輝夜にとって、夢の里の外は敵しかいない「戦場」だった。
『やーい親なし子!』
『お前なんかいらなかったんだろうな! だから捨てられたんだろ!』
子どもと言うものは本当に残酷で、無知ゆえに他人の傷つけてはいけないところにまで平気でナイフを入れる。
違うと反論すれば嗤われて、無視すればさらに酷い言葉が投げられる。髪を引っ張るなどの軽い暴力も振るわれた。
それでも輝夜は無視を続けていたのだが、一度だけ、我慢できずにからかいに来る一人を突き飛ばしてしまったことがある。思いのほか力が入っていたのかその子どもは机を巻き込みながら後ろに転がって、体のいたるところにあざを作った。
そして翌日、輝夜はその子どもの母親の前に引きずり出された。
『親がいないから』
キーキー猿のように騒いでいたその子どもの母親は何度もその言葉を吐いた。
それなら親がいるのに平気で人の心を踏みにじる貴女の息子は何なのと、怒りに任せた輝夜がそう叫べば顔を真っ赤にしてさらにやかましく騒いだ。今思えばあれはモンスターペアレントというやつだったのだろう。

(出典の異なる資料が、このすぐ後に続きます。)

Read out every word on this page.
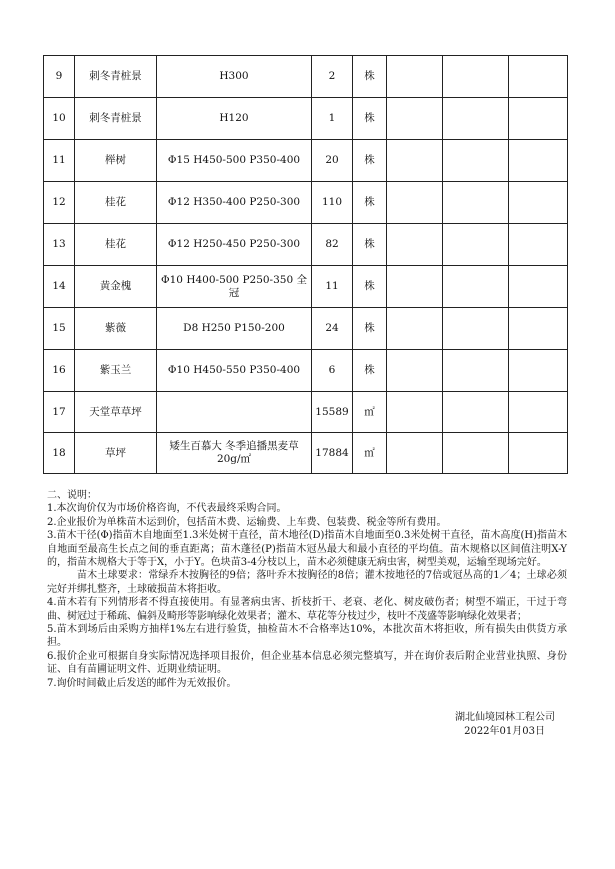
9	刺冬青桩景	H300	2	株			
10	刺冬青桩景	H120	1	株			
11	榉树	Φ15 H450-500 P350-400	20	株			
12	桂花	Φ12 H350-400 P250-300	110	株			
13	桂花	Φ12 H250-450 P250-300	82	株			
14	黄金槐	Φ10 H400-500 P250-350 全冠	11	株			
15	紫薇	D8 H250 P150-200	24	株			
16	紫玉兰	Φ10 H450-550 P350-400	6	株			
17	天堂草草坪		15589	㎡			
18	草坪	矮生百慕大 冬季追播黑麦草20g/㎡	17884	㎡			

二、说明：

1.本次询价仅为市场价格咨询，不代表最终采购合同。

2.企业报价为单株苗木运到价，包括苗木费、运输费、上车费、包装费、税金等所有费用。

3.苗木干径(Φ)指苗木自地面至1.3米处树干直径，苗木地径(D)指苗木自地面至0.3米处树干直径，苗木高度(H)指苗木自地面至最高生长点之间的垂直距离；苗木蓬径(P)指苗木冠丛最大和最小直径的平均值。苗木规格以区间值注明X-Y的，指苗木规格大于等于X，小于Y。色块苗3-4分枝以上，苗木必须健康无病虫害，树型美观，运输至现场完好。

苗木土球要求：常绿乔木按胸径的9倍；落叶乔木按胸径的8倍；灌木按地径的7倍或冠丛高的1／4；土球必须完好并绑扎整齐，土球破损苗木将拒收。

4.苗木若有下列情形者不得直接使用。有显著病虫害、折枝折干、老衰、老化、树皮破伤者；树型不端正，干过于弯曲、树冠过于稀疏、偏斜及畸形等影响绿化效果者；灌木、草花等分枝过少，枝叶不茂盛等影响绿化效果者；

5.苗木到场后由采购方抽样1%左右进行验货，抽检苗木不合格率达10%，本批次苗木将拒收，所有损失由供货方承担。

6.报价企业可根据自身实际情况选择项目报价，但企业基本信息必须完整填写，并在询价表后附企业营业执照、身份证、自有苗圃证明文件、近期业绩证明。

7.询价时间截止后发送的邮件为无效报价。

湖北仙境园林工程公司
2022年01月03日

見守っていた担任は終始面倒くさそうで、たまに輝夜に謝罪するよう促していた。
あらかじめ担任に呼ばれていたのだろう成田が後から駆けつけて、彼女がひたすら謝る形でその場は治まった。
当然、輝夜が納得できるはずもなく。夢の里に帰ってきた輝夜はわんわんと泣き出してしまった。
当時は輝夜よりも年上の子どももいたため強がる必要があまりなかったからだ。
私は悪くない。壊れたラジオのようにそれだけを繰り返す輝夜を力いっぱい抱きしめて、成田は静かに背中を撫でてくれた。
夢の里には輝夜を傷つけるものは何もなかった。だがその分、外には輝夜を傷つけるものしかなかった。…輝夜は、そう思っていた。夢の里の外は「敵」ばかりだと。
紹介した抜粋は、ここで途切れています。